As defined herein, the term “responsive to” means responding or reacting readily to an action or event. Thus, if a second action is performed “responsive to” a first action, there is a causal relationship between an occurrence of the first action and an occurrence of the second action. The term “responsive to” indicates the causal relationship.
The term “substantially” means that the recited characteristic, parameter, or value need not be achieved exactly, but that deviations or variations, including for example, tolerances, measurement error, measurement accuracy limitations, and other factors known to those of skill in the art, may occur in amounts that do not preclude the effect the characteristic was intended to provide.
The terms first, second, etc. may be used herein to describe various elements.

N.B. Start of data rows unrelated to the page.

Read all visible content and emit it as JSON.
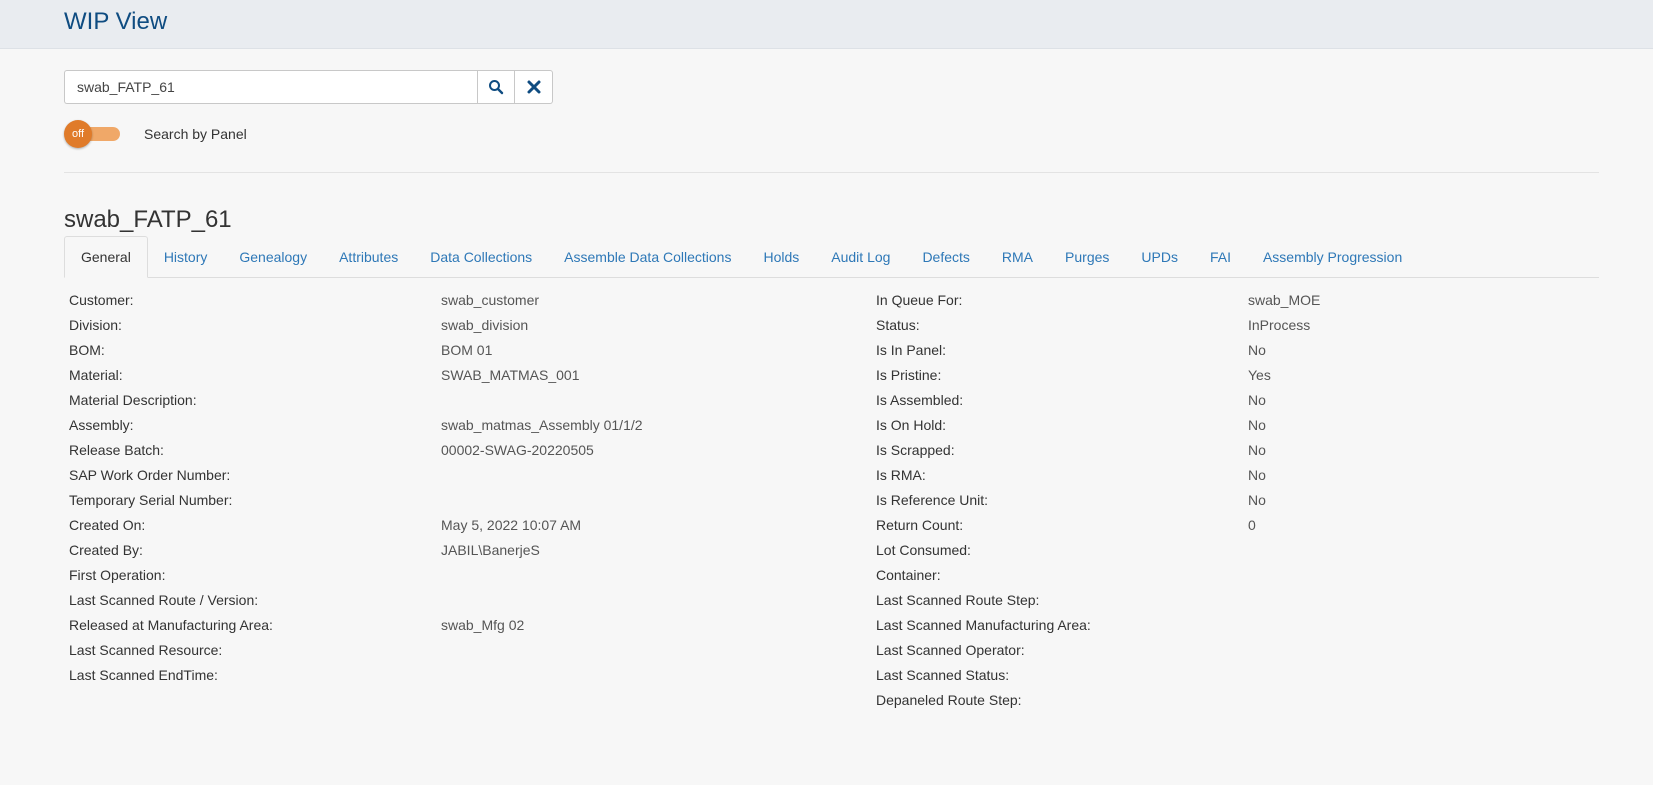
{
  "header": {
    "title": "WIP View"
  },
  "search": {
    "value": "swab_FATP_61"
  },
  "toggle": {
    "state_label": "off",
    "label": "Search by Panel"
  },
  "unit": {
    "title": "swab_FATP_61"
  },
  "tabs": [
    {
      "label": "General",
      "active": true
    },
    {
      "label": "History"
    },
    {
      "label": "Genealogy"
    },
    {
      "label": "Attributes"
    },
    {
      "label": "Data Collections"
    },
    {
      "label": "Assemble Data Collections"
    },
    {
      "label": "Holds"
    },
    {
      "label": "Audit Log"
    },
    {
      "label": "Defects"
    },
    {
      "label": "RMA"
    },
    {
      "label": "Purges"
    },
    {
      "label": "UPDs"
    },
    {
      "label": "FAI"
    },
    {
      "label": "Assembly Progression"
    }
  ],
  "left": [
    {
      "label": "Customer:",
      "value": "swab_customer"
    },
    {
      "label": "Division:",
      "value": "swab_division"
    },
    {
      "label": "BOM:",
      "value": "BOM 01"
    },
    {
      "label": "Material:",
      "value": "SWAB_MATMAS_001"
    },
    {
      "label": "Material Description:",
      "value": ""
    },
    {
      "label": "Assembly:",
      "value": "swab_matmas_Assembly 01/1/2"
    },
    {
      "label": "Release Batch:",
      "value": "00002-SWAG-20220505"
    },
    {
      "label": "SAP Work Order Number:",
      "value": ""
    },
    {
      "label": "Temporary Serial Number:",
      "value": ""
    },
    {
      "label": "Created On:",
      "value": "May 5, 2022 10:07 AM"
    },
    {
      "label": "Created By:",
      "value": "JABIL\\BanerjeS"
    },
    {
      "label": "First Operation:",
      "value": ""
    },
    {
      "label": "Last Scanned Route / Version:",
      "value": ""
    },
    {
      "label": "Released at Manufacturing Area:",
      "value": "swab_Mfg 02"
    },
    {
      "label": "Last Scanned Resource:",
      "value": ""
    },
    {
      "label": "Last Scanned EndTime:",
      "value": ""
    }
  ],
  "right": [
    {
      "label": "In Queue For:",
      "value": "swab_MOE"
    },
    {
      "label": "Status:",
      "value": "InProcess"
    },
    {
      "label": "Is In Panel:",
      "value": "No"
    },
    {
      "label": "Is Pristine:",
      "value": "Yes"
    },
    {
      "label": "Is Assembled:",
      "value": "No"
    },
    {
      "label": "Is On Hold:",
      "value": "No"
    },
    {
      "label": "Is Scrapped:",
      "value": "No"
    },
    {
      "label": "Is RMA:",
      "value": "No"
    },
    {
      "label": "Is Reference Unit:",
      "value": "No"
    },
    {
      "label": "Return Count:",
      "value": "0"
    },
    {
      "label": "Lot Consumed:",
      "value": ""
    },
    {
      "label": "Container:",
      "value": ""
    },
    {
      "label": "Last Scanned Route Step:",
      "value": ""
    },
    {
      "label": "Last Scanned Manufacturing Area:",
      "value": ""
    },
    {
      "label": "Last Scanned Operator:",
      "value": ""
    },
    {
      "label": "Last Scanned Status:",
      "value": ""
    },
    {
      "label": "Depaneled Route Step:",
      "value": ""
    }
  ]
}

These elements should not be limited by these terms, as these terms are only used to distinguish one element from another unless stated otherwise or the context clearly indicates otherwise.
The descriptions of the various embodiments of the present invention have been presented for purposes of illustration but are not intended to be exhaustive or limited to the embodiments disclosed. Many modifications and variations will be apparent to those of ordinary skill in the art without departing from the scope and spirit of the described embodiments. The terminology used herein was chosen to best explain the principles of the embodiments, the practical application or technical improvement over technologies found in the marketplace, or to enable others of ordinary skill in the art to understand the embodiments disclosed herein.